Sometimes we get the idea that the Christian way to deal with our flawed selves, with the wounds we carry, is to deny our flaws and failures and to work really, really hard to be really, really good, maybe even perfect. Christianity, then, gets turned into something it’s not, which is all the stuff that we have to do to get on God’s good side or to show other people that we are the ones on God’s side.

The upshot is you get very busy, and exhausted and frustrated, resentful and angry — if that’s what you think Christianity is, that’s it stuff you have to do to justify yourself; stuff you have to do to show yourself and others that you’re really okay.

We may get so busy and exhausted in such a pursuit that, if we lucky we crash and burn in a heap of tears and frustration; and may — here’s the lucky part — then be able to hear God say: Stop it, stop it right this minute, that the stuff you are busy doing to try to show you’re on my side or because you think it you will land you on my good side. In Jesus Christ I have already taken your side, and I will never, never leave it. Full stop.

Jesus speaks here in the Gospel of John of his pending death. But the words he uses that are strange. He speaks of “glorification,” of being “lifted up,” and of a seed that must fall to the earth and die if there is to be much fruit.
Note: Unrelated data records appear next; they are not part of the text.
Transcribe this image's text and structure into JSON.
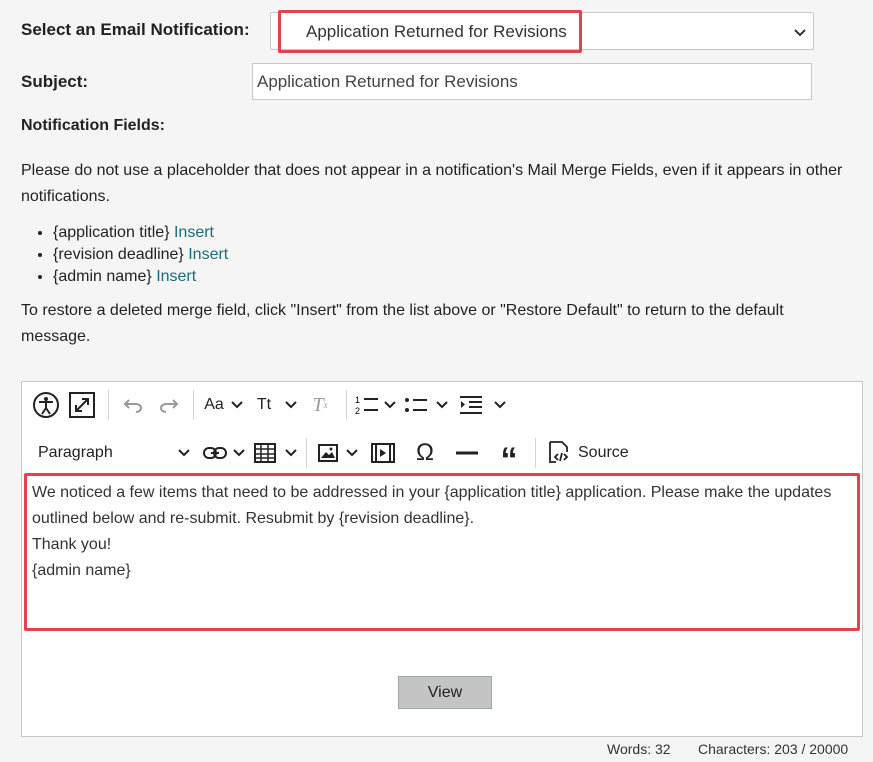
{
  "notification": {
    "label": "Select an Email Notification:",
    "selected": "Application Returned for Revisions"
  },
  "subject": {
    "label": "Subject:",
    "value": "Application Returned for Revisions"
  },
  "fields_heading": "Notification Fields:",
  "warning": "Please do not use a placeholder that does not appear in a notification's Mail Merge Fields, even if it appears in other notifications.",
  "merge_fields": [
    {
      "name": "{application title}",
      "action": "Insert"
    },
    {
      "name": "{revision deadline}",
      "action": "Insert"
    },
    {
      "name": "{admin name}",
      "action": "Insert"
    }
  ],
  "restore_note": "To restore a deleted merge field, click \"Insert\" from the list above or \"Restore Default\" to return to the default message.",
  "toolbar": {
    "paragraph": "Paragraph",
    "source": "Source",
    "icons": [
      "accessibility-icon",
      "fullscreen-icon",
      "undo-icon",
      "redo-icon",
      "font-size-icon",
      "text-case-icon",
      "remove-format-icon",
      "numbered-list-icon",
      "bulleted-list-icon",
      "indent-icon",
      "link-icon",
      "table-icon",
      "image-icon",
      "media-icon",
      "special-characters-icon",
      "horizontal-line-icon",
      "blockquote-icon",
      "source-icon"
    ]
  },
  "editor": {
    "line1": "We noticed a few items that need to be addressed in your {application title} application. Please make the updates outlined below and re-submit. Resubmit by {revision deadline}.",
    "line2": "Thank you!",
    "line3": "{admin name}",
    "button": "View"
  },
  "status": {
    "words": "Words: 32",
    "characters": "Characters: 203 / 20000"
  },
  "colors": {
    "highlight": "#e0434b",
    "link": "#1a6b78"
  }
}
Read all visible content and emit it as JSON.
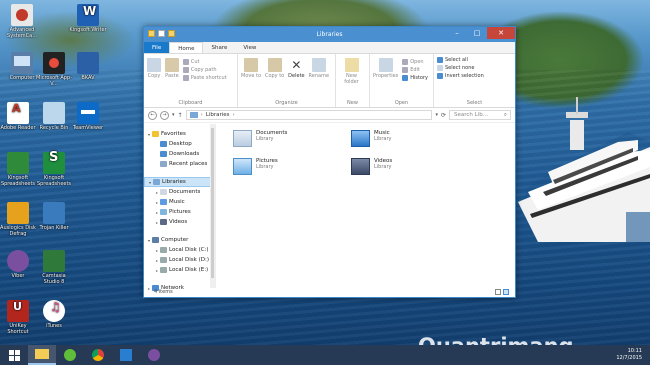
{
  "desktop_icons": [
    {
      "label": "Advanced SystemCa...",
      "color": "#e8e8e8",
      "accent": "#c0392b"
    },
    {
      "label": "Kingsoft Writer",
      "color": "#1f5fb4",
      "accent": "#ffffff"
    },
    {
      "label": "Computer",
      "color": "#5a7ea8",
      "accent": "#cfe3f6"
    },
    {
      "label": "Microsoft App-V...",
      "color": "#222222",
      "accent": "#e74c3c"
    },
    {
      "label": "BKAV",
      "color": "#2b5fa6",
      "accent": "#ffffff"
    },
    {
      "label": "Adobe Reader",
      "color": "#ffffff",
      "accent": "#c0392b"
    },
    {
      "label": "Recycle Bin",
      "color": "#bcd6ec",
      "accent": "#ffffff"
    },
    {
      "label": "TeamViewer",
      "color": "#0e6ac7",
      "accent": "#ffffff"
    },
    {
      "label": "Kingsoft Spreadsheets",
      "color": "#2f8b3a",
      "accent": "#ffffff"
    },
    {
      "label": "Kingsoft Spreadsheets",
      "color": "#1f8f3e",
      "accent": "#ffffff"
    },
    {
      "label": "Auslogics Disk Defrag",
      "color": "#e6a21c",
      "accent": "#2b7bd0"
    },
    {
      "label": "Trojan Killer",
      "color": "#3a7bbd",
      "accent": "#ffffff"
    },
    {
      "label": "Viber",
      "color": "#7b4fa0",
      "accent": "#ffffff"
    },
    {
      "label": "Camtasia Studio 8",
      "color": "#2f7a3a",
      "accent": "#ffffff"
    },
    {
      "label": "UniKey Shortcut",
      "color": "#b3261e",
      "accent": "#ffffff"
    },
    {
      "label": "iTunes",
      "color": "#ffffff",
      "accent": "#e84a8a"
    }
  ],
  "window": {
    "title": "Libraries",
    "tabs": [
      "File",
      "Home",
      "Share",
      "View"
    ],
    "ribbon": {
      "clipboard": {
        "copy": "Copy",
        "paste": "Paste",
        "cut": "Cut",
        "copy_path": "Copy path",
        "paste_shortcut": "Paste shortcut",
        "group": "Clipboard"
      },
      "organize": {
        "move_to": "Move to",
        "copy_to": "Copy to",
        "delete": "Delete",
        "rename": "Rename",
        "group": "Organize"
      },
      "new": {
        "new_folder": "New folder",
        "group": "New"
      },
      "open": {
        "properties": "Properties",
        "open": "Open",
        "edit": "Edit",
        "history": "History",
        "group": "Open"
      },
      "select": {
        "select_all": "Select all",
        "select_none": "Select none",
        "invert": "Invert selection",
        "group": "Select"
      }
    },
    "address": {
      "crumb": "Libraries",
      "search_placeholder": "Search Lib..."
    },
    "nav": {
      "favorites": "Favorites",
      "desktop": "Desktop",
      "downloads": "Downloads",
      "recent": "Recent places",
      "libraries": "Libraries",
      "documents": "Documents",
      "music": "Music",
      "pictures": "Pictures",
      "videos": "Videos",
      "computer": "Computer",
      "disk_c": "Local Disk (C:)",
      "disk_d": "Local Disk (D:)",
      "disk_e": "Local Disk (E:)",
      "network": "Network"
    },
    "libraries": [
      {
        "name": "Documents",
        "type": "Library"
      },
      {
        "name": "Music",
        "type": "Library"
      },
      {
        "name": "Pictures",
        "type": "Library"
      },
      {
        "name": "Videos",
        "type": "Library"
      }
    ],
    "status": "4 items"
  },
  "taskbar": {
    "date": "12/7/2015",
    "time": "10:11"
  },
  "watermark": "Quantrimang"
}
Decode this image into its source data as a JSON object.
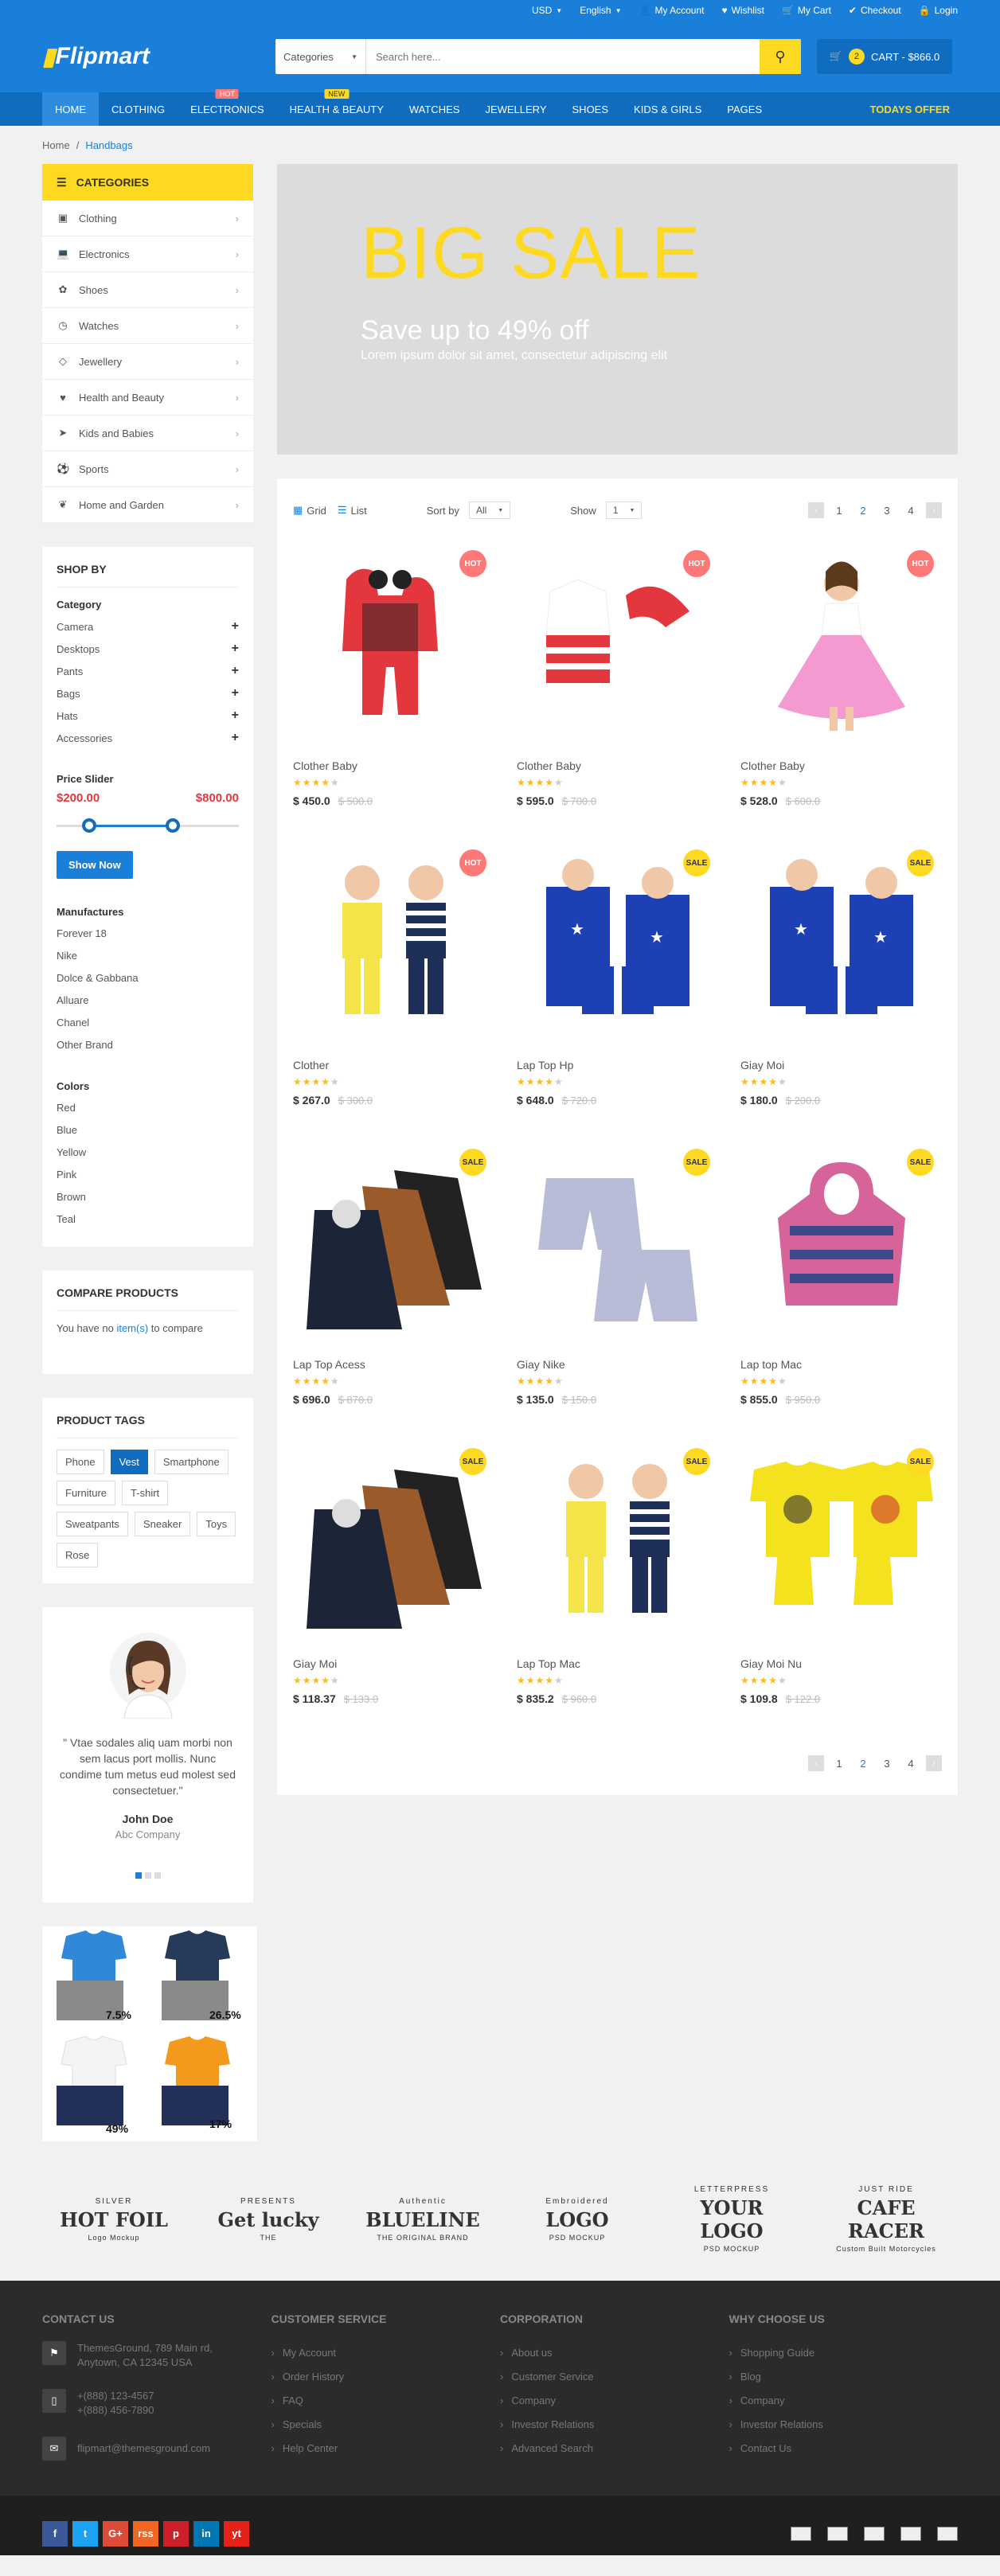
{
  "topbar": {
    "currency": "USD",
    "language": "English",
    "links": [
      "My Account",
      "Wishlist",
      "My Cart",
      "Checkout",
      "Login"
    ]
  },
  "header": {
    "logo_text": "Flipmart",
    "search_category": "Categories",
    "search_placeholder": "Search here...",
    "cart_count": "2",
    "cart_label": "CART - $866.0"
  },
  "nav": {
    "items": [
      {
        "label": "Home",
        "badge": ""
      },
      {
        "label": "Clothing",
        "badge": ""
      },
      {
        "label": "Electronics",
        "badge": "HOT"
      },
      {
        "label": "Health & Beauty",
        "badge": "NEW"
      },
      {
        "label": "Watches",
        "badge": ""
      },
      {
        "label": "Jewellery",
        "badge": ""
      },
      {
        "label": "Shoes",
        "badge": ""
      },
      {
        "label": "Kids & Girls",
        "badge": ""
      },
      {
        "label": "Pages",
        "badge": ""
      }
    ],
    "offer": "TODAYS OFFER"
  },
  "breadcrumb": {
    "home": "Home",
    "sep": "/",
    "current": "Handbags"
  },
  "categories": {
    "title": "CATEGORIES",
    "items": [
      {
        "label": "Clothing",
        "icon": "shopping-bag-icon"
      },
      {
        "label": "Electronics",
        "icon": "laptop-icon"
      },
      {
        "label": "Shoes",
        "icon": "paw-icon"
      },
      {
        "label": "Watches",
        "icon": "clock-icon"
      },
      {
        "label": "Jewellery",
        "icon": "diamond-icon"
      },
      {
        "label": "Health and Beauty",
        "icon": "heartbeat-icon"
      },
      {
        "label": "Kids and Babies",
        "icon": "paper-plane-icon"
      },
      {
        "label": "Sports",
        "icon": "futbol-icon"
      },
      {
        "label": "Home and Garden",
        "icon": "envira-icon"
      }
    ]
  },
  "shopby": {
    "title": "SHOP BY",
    "category_title": "Category",
    "category_items": [
      "Camera",
      "Desktops",
      "Pants",
      "Bags",
      "Hats",
      "Accessories"
    ],
    "price_title": "Price Slider",
    "price_min": "$200.00",
    "price_max": "$800.00",
    "show_now": "Show Now",
    "manufactures_title": "Manufactures",
    "manufactures": [
      "Forever 18",
      "Nike",
      "Dolce & Gabbana",
      "Alluare",
      "Chanel",
      "Other Brand"
    ],
    "colors_title": "Colors",
    "colors": [
      "Red",
      "Blue",
      "Yellow",
      "Pink",
      "Brown",
      "Teal"
    ]
  },
  "compare": {
    "title": "COMPARE PRODUCTS",
    "text_before": "You have no ",
    "link": "item(s)",
    "text_after": " to compare"
  },
  "tags": {
    "title": "PRODUCT TAGS",
    "items": [
      "Phone",
      "Vest",
      "Smartphone",
      "Furniture",
      "T-shirt",
      "Sweatpants",
      "Sneaker",
      "Toys",
      "Rose"
    ],
    "active": "Vest"
  },
  "testimonial": {
    "quote": "\" Vtae sodales aliq uam morbi non sem lacus port mollis. Nunc condime tum metus eud molest sed consectetuer.\"",
    "name": "John Doe",
    "company": "Abc Company"
  },
  "promo": {
    "tags": [
      "7.5%",
      "26.5%",
      "49%",
      "17%"
    ]
  },
  "banner": {
    "title": "BIG SALE",
    "subtitle": "Save up to 49% off",
    "text": "Lorem ipsum dolor sit amet, consectetur adipiscing elit"
  },
  "toolbar": {
    "grid": "Grid",
    "list": "List",
    "sortby_label": "Sort by",
    "sortby_value": "All",
    "show_label": "Show",
    "show_value": "1",
    "pages": [
      "1",
      "2",
      "3",
      "4"
    ],
    "current_page": "2"
  },
  "products": [
    {
      "name": "Clother Baby",
      "price": "$ 450.0",
      "old": "$ 500.0",
      "badge": "HOT",
      "rating": 4
    },
    {
      "name": "Clother Baby",
      "price": "$ 595.0",
      "old": "$ 700.0",
      "badge": "HOT",
      "rating": 4
    },
    {
      "name": "Clother Baby",
      "price": "$ 528.0",
      "old": "$ 600.0",
      "badge": "HOT",
      "rating": 4
    },
    {
      "name": "Clother",
      "price": "$ 267.0",
      "old": "$ 300.0",
      "badge": "HOT",
      "rating": 4
    },
    {
      "name": "Lap Top Hp",
      "price": "$ 648.0",
      "old": "$ 720.0",
      "badge": "SALE",
      "rating": 4
    },
    {
      "name": "Giay Moi",
      "price": "$ 180.0",
      "old": "$ 200.0",
      "badge": "SALE",
      "rating": 4
    },
    {
      "name": "Lap Top Acess",
      "price": "$ 696.0",
      "old": "$ 870.0",
      "badge": "SALE",
      "rating": 4
    },
    {
      "name": "Giay Nike",
      "price": "$ 135.0",
      "old": "$ 150.0",
      "badge": "SALE",
      "rating": 4
    },
    {
      "name": "Lap top Mac",
      "price": "$ 855.0",
      "old": "$ 950.0",
      "badge": "SALE",
      "rating": 4
    },
    {
      "name": "Giay Moi",
      "price": "$ 118.37",
      "old": "$ 133.0",
      "badge": "SALE",
      "rating": 4
    },
    {
      "name": "Lap Top Mac",
      "price": "$ 835.2",
      "old": "$ 960.0",
      "badge": "SALE",
      "rating": 4
    },
    {
      "name": "Giay Moi Nu",
      "price": "$ 109.8",
      "old": "$ 122.0",
      "badge": "SALE",
      "rating": 4
    }
  ],
  "brands": [
    {
      "top": "SILVER",
      "main": "HOT FOIL",
      "sub": "Logo Mockup"
    },
    {
      "top": "PRESENTS",
      "main": "Get lucky",
      "sub": "THE"
    },
    {
      "top": "Authentic",
      "main": "BLUELINE",
      "sub": "THE ORIGINAL BRAND"
    },
    {
      "top": "Embroidered",
      "main": "LOGO",
      "sub": "PSD MOCKUP"
    },
    {
      "top": "LETTERPRESS",
      "main": "YOUR LOGO",
      "sub": "PSD MOCKUP"
    },
    {
      "top": "JUST RIDE",
      "main": "CAFE RACER",
      "sub": "Custom Built Motorcycles"
    }
  ],
  "footer": {
    "contact_title": "CONTACT US",
    "address": "ThemesGround, 789 Main rd, Anytown, CA 12345 USA",
    "phone1": "+(888) 123-4567",
    "phone2": "+(888) 456-7890",
    "email": "flipmart@themesground.com",
    "cols": [
      {
        "title": "CUSTOMER SERVICE",
        "items": [
          "My Account",
          "Order History",
          "FAQ",
          "Specials",
          "Help Center"
        ]
      },
      {
        "title": "CORPORATION",
        "items": [
          "About us",
          "Customer Service",
          "Company",
          "Investor Relations",
          "Advanced Search"
        ]
      },
      {
        "title": "WHY CHOOSE US",
        "items": [
          "Shopping Guide",
          "Blog",
          "Company",
          "Investor Relations",
          "Contact Us"
        ]
      }
    ],
    "social": [
      "f",
      "t",
      "G+",
      "rss",
      "p",
      "in",
      "yt"
    ]
  },
  "colors": {
    "primary": "#1a7fd8",
    "dark_blue": "#0f6cbf",
    "yellow": "#fdd922",
    "hot": "#ff7878",
    "footer": "#2b2b2b"
  }
}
Through dying, life.

We come today, bowed down by suffering and evil, the world’s, and perhaps some of our own. Jesus knows. He gets it.

Next Sunday is Palm Sunday, we tell again the whole story of him betrayed by one of his own, abandoned by every friend, mocked and scorned by the good, the righteous, people, and put to death by the combined forces of church and state. It doesn’t get any worse. But God says that what we see, a man on a cross dying alone, is only part of what’s going on. At a deeper level there’s something else. There’s glory.
Jesus faces into the full powers of Death and Sin, into all the self-loathing and shame that weighs down so heavily upon us. He bears it. He transforms it. He heals it.

As he is lifted up on the cross, we see the love and grace — and victory — that are the flaming heart of the universe, a love that goes to furthest depths to find us, to claim us, to free us from bondage to whatever self-loathing and shame have brought us low. And to lift us up. Our failures and addictions are real. Their consequences can be devastating.

We face them knowing that they are not the last word. The last word, and the first, is a grace we can never earn, only receive. Rest in this grace. Rest in Christ and his cross to which the world’s sin and self-loathing and shame have been nailed and destroyed. Rest in his grace as long as you need.

Then, when you are ready, go again into the world God loves and take up the struggle for justice and peace, the work of mending God’s creation, trusting his promise that far more can mended than you know. Amen.